The next DWI arrest was Feb. 26, 2005, by a state trooper in St. Francois County. A Missouri Highway Patrol report said there was "no disposition" known in the case. It was not clear whether authorities tried to prosecute the case, but Whitaker was not charged.
A few months later, Whitaker was driving drunk again.
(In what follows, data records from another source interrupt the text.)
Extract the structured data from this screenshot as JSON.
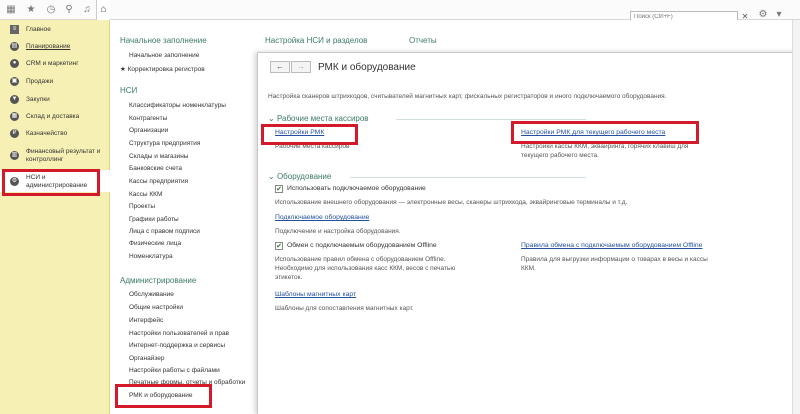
{
  "topbar": {
    "search_placeholder": "Поиск (Ctrl+F)",
    "home_icon": "home-icon",
    "icons": [
      "apps-grid-icon",
      "star-icon",
      "history-icon",
      "search-icon",
      "bell-icon"
    ]
  },
  "sidebar": {
    "items": [
      {
        "label": "Главное",
        "icon": "menu-icon"
      },
      {
        "label": "Планирование",
        "icon": "planning-icon"
      },
      {
        "label": "CRM и маркетинг",
        "icon": "crm-icon"
      },
      {
        "label": "Продажи",
        "icon": "sales-icon"
      },
      {
        "label": "Закупки",
        "icon": "purchases-icon"
      },
      {
        "label": "Склад и доставка",
        "icon": "warehouse-icon"
      },
      {
        "label": "Казначейство",
        "icon": "treasury-icon"
      },
      {
        "label": "Финансовый результат и контроллинг",
        "icon": "finance-icon"
      },
      {
        "label": "НСИ и администрирование",
        "icon": "gear-icon"
      }
    ]
  },
  "panel": {
    "col1": {
      "head1": "Начальное заполнение",
      "links1": [
        "Начальное заполнение",
        "Корректировка регистров"
      ],
      "head2": "НСИ",
      "links2": [
        "Классификаторы номенклатуры",
        "Контрагенты",
        "Организации",
        "Структура предприятия",
        "Склады и магазины",
        "Банковские счета",
        "Кассы предприятия",
        "Кассы ККМ",
        "Проекты",
        "Графики работы",
        "Лица с правом подписи",
        "Физические лица",
        "Номенклатура"
      ],
      "head3": "Администрирование",
      "links3": [
        "Обслуживание",
        "Общие настройки",
        "Интерфейс",
        "Настройки пользователей и прав",
        "Интернет-поддержка и сервисы",
        "Органайзер",
        "Настройки работы с файлами",
        "Печатные формы, отчеты и обработки",
        "РМК и оборудование"
      ]
    },
    "col2_head": "Настройка НСИ и разделов",
    "col3_head": "Отчеты"
  },
  "form": {
    "back": "←",
    "forward": "→",
    "title": "РМК и оборудование",
    "intro": "Настройка сканеров штрихкодов, считывателей магнитных карт, фискальных регистраторов и иного подключаемого оборудования.",
    "group1": "Рабочие места кассиров",
    "rmk_link": "Настройки РМК",
    "rmk_desc": "Рабочие места кассиров",
    "rmk_cur_link": "Настройки РМК для текущего рабочего места",
    "rmk_cur_desc1": "Настройки кассы ККМ, эквайринга, горячих клавиш для",
    "rmk_cur_desc2": "текущего рабочего места.",
    "group2": "Оборудование",
    "use_equipment": "Использовать подключаемое оборудование",
    "use_equipment_desc": "Использование внешнего оборудования — электронные весы, сканеры штрихкода, эквайринговые терминалы и т.д.",
    "equip_link": "Подключаемое оборудование",
    "equip_desc": "Подключение и настройка оборудования.",
    "offline_label": "Обмен с подключаемым оборудованием Offline",
    "offline_desc1": "Использование правил обмена с оборудованием Offline.",
    "offline_desc2": "Необходимо для использования касс ККМ, весов с печатью",
    "offline_desc3": "этикеток.",
    "offline_rules_link": "Правила обмена с подключаемым оборудованием Offline",
    "offline_rules_desc1": "Правила для выгрузки информации о товарах в весы и кассы",
    "offline_rules_desc2": "ККМ.",
    "mag_link": "Шаблоны магнитных карт",
    "mag_desc": "Шаблоны для сопоставления магнитных карт."
  },
  "colors": {
    "sidebar_bg": "#f7f0b4",
    "heading_green": "#3c7a66",
    "link_blue": "#2550a0",
    "highlight_red": "#d21a2a"
  }
}
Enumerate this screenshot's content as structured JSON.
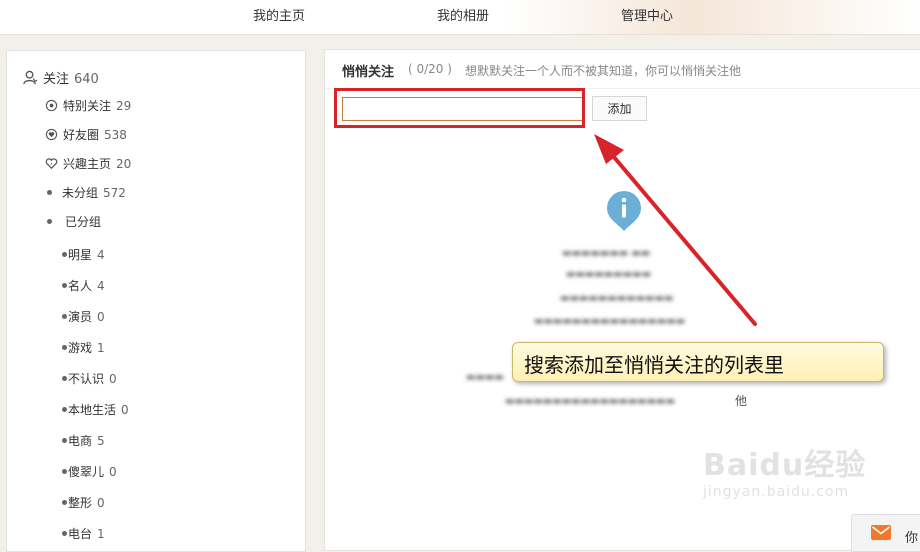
{
  "nav": {
    "home": "我的主页",
    "album": "我的相册",
    "admin": "管理中心"
  },
  "sidebar": {
    "follow": {
      "label": "关注",
      "count": "640"
    },
    "groups": [
      {
        "label": "特别关注",
        "count": "29",
        "icon": "eye-icon"
      },
      {
        "label": "好友圈",
        "count": "538",
        "icon": "heart-circle-icon"
      },
      {
        "label": "兴趣主页",
        "count": "20",
        "icon": "heart-outline-icon"
      },
      {
        "label": "未分组",
        "count": "572",
        "icon": "dot-icon"
      },
      {
        "label": "已分组",
        "count": "",
        "icon": "dot-icon"
      }
    ],
    "subgroups": [
      {
        "label": "明星",
        "count": "4"
      },
      {
        "label": "名人",
        "count": "4"
      },
      {
        "label": "演员",
        "count": "0"
      },
      {
        "label": "游戏",
        "count": "1"
      },
      {
        "label": "不认识",
        "count": "0"
      },
      {
        "label": "本地生活",
        "count": "0"
      },
      {
        "label": "电商",
        "count": "5"
      },
      {
        "label": "傻翠儿",
        "count": "0"
      },
      {
        "label": "整形",
        "count": "0"
      },
      {
        "label": "电台",
        "count": "1"
      }
    ]
  },
  "main": {
    "title": "悄悄关注",
    "quota": "( 0/20 )",
    "description": "想默默关注一个人而不被其知道，你可以悄悄关注他",
    "search_value": "",
    "add_label": "添加",
    "trailing_text": "他"
  },
  "annotation": {
    "callout_text": "搜索添加至悄悄关注的列表里",
    "highlight_color": "#d9232a"
  },
  "watermark": {
    "logo": "Baidu经验",
    "url": "jingyan.baidu.com"
  },
  "message_tab": {
    "label": "你"
  },
  "colors": {
    "accent_orange": "#c87f3c",
    "info_blue": "#6baed6",
    "annotation_red": "#d9232a"
  }
}
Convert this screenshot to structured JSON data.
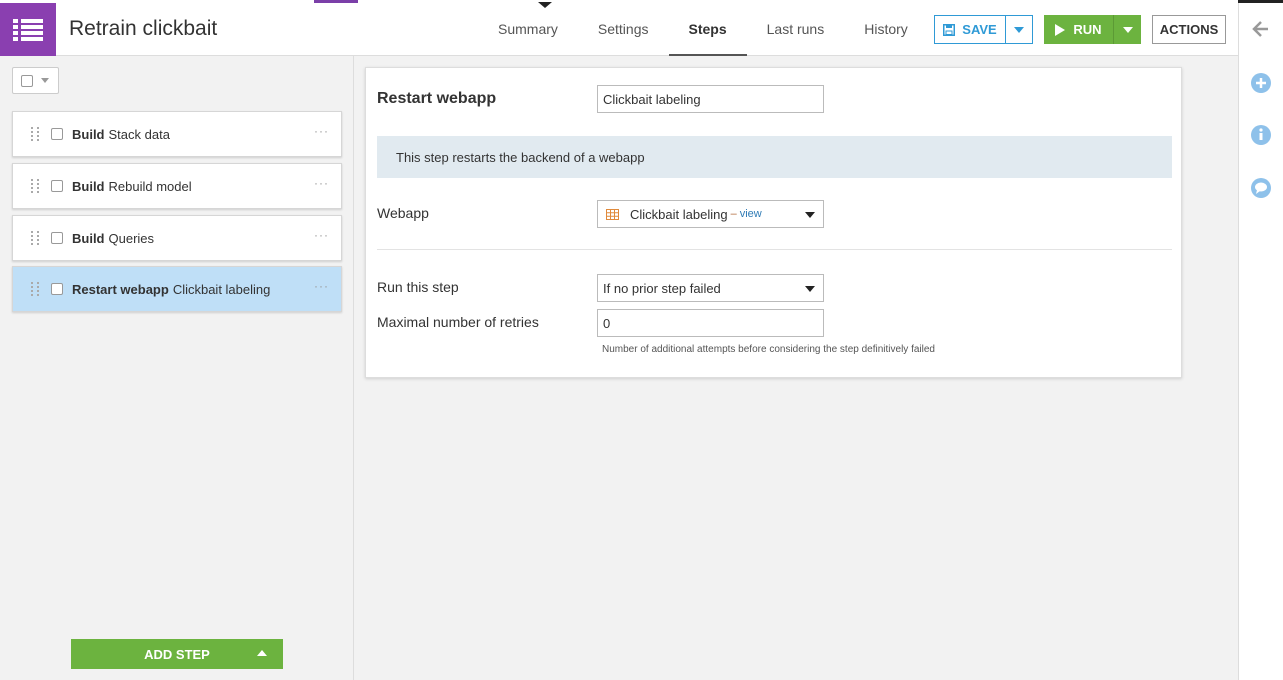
{
  "header": {
    "title": "Retrain clickbait",
    "tabs": [
      {
        "label": "Summary",
        "active": false
      },
      {
        "label": "Settings",
        "active": false
      },
      {
        "label": "Steps",
        "active": true
      },
      {
        "label": "Last runs",
        "active": false
      },
      {
        "label": "History",
        "active": false
      }
    ],
    "save_label": "SAVE",
    "run_label": "RUN",
    "actions_label": "ACTIONS"
  },
  "colors": {
    "brand_purple": "#8a3fb0",
    "save_blue": "#2f9ad6",
    "run_green": "#6cb33f",
    "selected_step": "#bfdff7",
    "info_bg": "#e1eaf0"
  },
  "sidebar": {
    "steps": [
      {
        "type": "Build",
        "name": "Stack data",
        "selected": false
      },
      {
        "type": "Build",
        "name": "Rebuild model",
        "selected": false
      },
      {
        "type": "Build",
        "name": "Queries",
        "selected": false
      },
      {
        "type": "Restart webapp",
        "name": "Clickbait labeling",
        "selected": true
      }
    ],
    "add_step_label": "ADD STEP"
  },
  "main": {
    "title": "Restart webapp",
    "name_value": "Clickbait labeling",
    "info": "This step restarts the backend of a webapp",
    "webapp_label": "Webapp",
    "webapp_value": "Clickbait labeling",
    "webapp_dash": "–",
    "webapp_link": "view",
    "run_step_label": "Run this step",
    "run_step_value": "If no prior step failed",
    "retries_label": "Maximal number of retries",
    "retries_value": "0",
    "retries_help": "Number of additional attempts before considering the step definitively failed"
  },
  "icons": {
    "app": "list-icon",
    "save": "floppy-disk-icon",
    "run": "play-icon",
    "rail": [
      "arrow-left-icon",
      "plus-circle-icon",
      "info-circle-icon",
      "chat-bubble-icon"
    ],
    "webapp": "table-grid-icon"
  }
}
Dave Moritz and his son were heading from one hockey game to another on May 5, 2005, on Highway 40 in Chesterfield. Moritz remembers a jolt from behind, his vehicle spinning, and his 13-year-old son in his back seat yelling, "Oh, my God, oh, my God!"
Their SUV had lost every piece of glass, but they were OK, aside from stiff necks.
Moritz said he approached Whitaker's car and saw him reach under his seat for a bottle of mouthwash.
St. Louis County prosecutors gave Whitaker another suspended imposition of sentence. He pleaded guilty to two counts of DWI assault, but would avoid a conviction if he completed five years of probation.
He didn't do a day in jail, just 30 days of house arrest.
State law says a second-time DWI offender is not eligible for a suspended imposition of sentence. St. Louis County Prosecuting Attorney Robert P. McCulloch did not respond to a request for comment.
The next time authorities had a shot at putting Whitaker away, it was after the call from Red Cedar Lodge, the motel in Bonne Terre. But police didn't get there in time.
Whitaker was headed up Highway 67, about to destroy Shelley Layton's dream of growing old with her husband.